Smart Camera System On-board a CubeSat for Space-based Object Reentry and Tracking
Ravi Teja Nallapu, Aaditya Ravindran, Himangshu Kalita, Vishnu Reddy, Roberto Furfaro, Erik Asphaug and Jekan Thangavelautham, University of Arizona
The availability of low-cost, high-performance electronics, sensors, actuators, and communication systems for CubeSats and small-satellites open new avenues in Space Situational Awareness (SSA). Scores of low-cost CubeSats and small-satellites maybe rapidly assembled into a constellation to constantly observe natural and man-made objects entering the Earth’s atmosphere. Such a low-cost architecture can be constantly upgraded with rapidly advancing sensor technology and is robust to single point failures.
SWIMSat (Space Weather and meteor Impact Monitoring Satellite) is a Low Earth orbit (LEO) based 3U CubeSat demonstrator concept intended to observe objects entering the Earth’s atmosphere. The proposed spacecraft uses a smart camera system to observe the Earth during the night time. The camera is placed on the long axis of the spacecraft so that the earth observation is achieved with Nadir pointing. Using this demonstrator, we hope to develop the technology to demonstrate a CubeSat constellation to observe object entering the Earth’s atmosphere.
SWIMSat’s smart camera system uses an onboard image processing algorithm to detect objects entering the Earth’s atmosphere. The object detection algorithm uses a multilayered approach to autonomously detect and track entering objects using a single camera. The object detection approach at its base relies on simple vision-feature detection methods to filter and identify events of interest. This is followed by obtaining dynamic information of the objects including velocity, acceleration, trajectory. Using the hyperspectral and thermal imagers it may be possible to obtain first-order estimates of the composition of the reentering object. Using these estimated statistics, our approach develops a physical simulation model of the observed system and predicts its entry trajectory.
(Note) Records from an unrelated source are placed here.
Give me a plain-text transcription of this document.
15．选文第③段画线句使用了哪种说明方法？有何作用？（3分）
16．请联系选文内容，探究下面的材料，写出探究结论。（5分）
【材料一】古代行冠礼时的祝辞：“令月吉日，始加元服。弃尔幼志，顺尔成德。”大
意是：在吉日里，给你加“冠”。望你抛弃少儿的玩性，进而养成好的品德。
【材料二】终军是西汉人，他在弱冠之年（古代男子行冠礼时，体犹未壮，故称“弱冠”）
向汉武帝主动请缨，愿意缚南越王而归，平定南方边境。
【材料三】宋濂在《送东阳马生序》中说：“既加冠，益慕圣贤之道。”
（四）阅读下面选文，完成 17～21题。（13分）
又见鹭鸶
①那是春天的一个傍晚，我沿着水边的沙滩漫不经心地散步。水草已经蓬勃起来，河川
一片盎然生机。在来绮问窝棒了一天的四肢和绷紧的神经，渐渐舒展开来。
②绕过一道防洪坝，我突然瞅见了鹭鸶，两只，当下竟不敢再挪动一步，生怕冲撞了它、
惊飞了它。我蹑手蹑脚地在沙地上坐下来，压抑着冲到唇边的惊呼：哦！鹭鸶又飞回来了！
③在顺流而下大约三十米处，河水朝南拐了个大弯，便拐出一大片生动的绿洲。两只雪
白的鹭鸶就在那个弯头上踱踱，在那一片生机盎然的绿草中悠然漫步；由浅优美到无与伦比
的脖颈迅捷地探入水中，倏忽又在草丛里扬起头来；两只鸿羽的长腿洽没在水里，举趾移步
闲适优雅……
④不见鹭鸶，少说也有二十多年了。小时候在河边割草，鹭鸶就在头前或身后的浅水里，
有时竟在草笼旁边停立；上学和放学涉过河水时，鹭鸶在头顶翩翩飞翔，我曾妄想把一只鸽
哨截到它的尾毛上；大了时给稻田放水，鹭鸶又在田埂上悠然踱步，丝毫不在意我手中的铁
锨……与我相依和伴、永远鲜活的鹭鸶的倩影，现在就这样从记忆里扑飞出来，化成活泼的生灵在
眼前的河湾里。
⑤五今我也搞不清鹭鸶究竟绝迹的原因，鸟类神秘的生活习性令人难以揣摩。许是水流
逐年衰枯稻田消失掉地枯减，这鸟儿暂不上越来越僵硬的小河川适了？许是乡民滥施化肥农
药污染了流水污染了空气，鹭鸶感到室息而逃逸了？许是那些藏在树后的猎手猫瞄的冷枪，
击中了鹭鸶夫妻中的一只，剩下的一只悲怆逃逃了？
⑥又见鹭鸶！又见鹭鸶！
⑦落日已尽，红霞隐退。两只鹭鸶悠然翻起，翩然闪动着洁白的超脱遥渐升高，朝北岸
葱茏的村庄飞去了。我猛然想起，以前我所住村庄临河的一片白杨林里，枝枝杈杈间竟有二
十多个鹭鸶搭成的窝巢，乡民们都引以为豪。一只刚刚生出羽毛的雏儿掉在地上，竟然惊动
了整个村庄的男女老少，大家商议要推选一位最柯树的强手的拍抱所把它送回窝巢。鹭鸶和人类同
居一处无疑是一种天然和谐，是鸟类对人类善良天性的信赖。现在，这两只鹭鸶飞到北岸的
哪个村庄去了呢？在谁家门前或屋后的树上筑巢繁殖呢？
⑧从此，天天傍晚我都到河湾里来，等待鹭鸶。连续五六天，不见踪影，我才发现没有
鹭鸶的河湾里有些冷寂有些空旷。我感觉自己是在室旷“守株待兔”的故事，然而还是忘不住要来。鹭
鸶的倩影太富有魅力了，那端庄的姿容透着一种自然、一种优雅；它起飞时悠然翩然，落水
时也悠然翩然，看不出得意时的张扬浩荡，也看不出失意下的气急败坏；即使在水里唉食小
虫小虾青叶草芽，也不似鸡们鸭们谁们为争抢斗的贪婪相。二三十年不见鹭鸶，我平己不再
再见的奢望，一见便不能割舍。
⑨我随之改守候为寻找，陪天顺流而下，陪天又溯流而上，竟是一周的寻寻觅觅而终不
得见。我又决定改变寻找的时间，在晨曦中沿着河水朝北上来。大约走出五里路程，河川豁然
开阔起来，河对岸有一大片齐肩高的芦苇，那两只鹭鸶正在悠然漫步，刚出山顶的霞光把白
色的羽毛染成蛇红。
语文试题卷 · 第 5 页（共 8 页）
In this work, the performance of our object entry detection algorithm coupled with a spacecraft guidance, navigation, and control system is demonstrated by simulating both the physical world and the orbiting observer. These experiments are conducted in the laboratory using a mock spacecraft mounted on a robotic arm to facilitate 2-axis rotations. These two systems are connected to a computer equivalent to a CubeSat computer. When the experiment starts, the camera detects incoming meteors simulated on a high resolution TV-screen. The detection algorithm coupled with spacecraft control system then track and predict the object reentry trajectory. A thorough description of the detection algorithm, along with the tracking controller is presented in this work. The results of laboratory hardware-in-the-loop experiments are presented. Our work suggests both a critical need and the promise of such a tracking algorithm for implementation of an autonomous, low-cost constellation for performing Space Situational Awareness (SSA).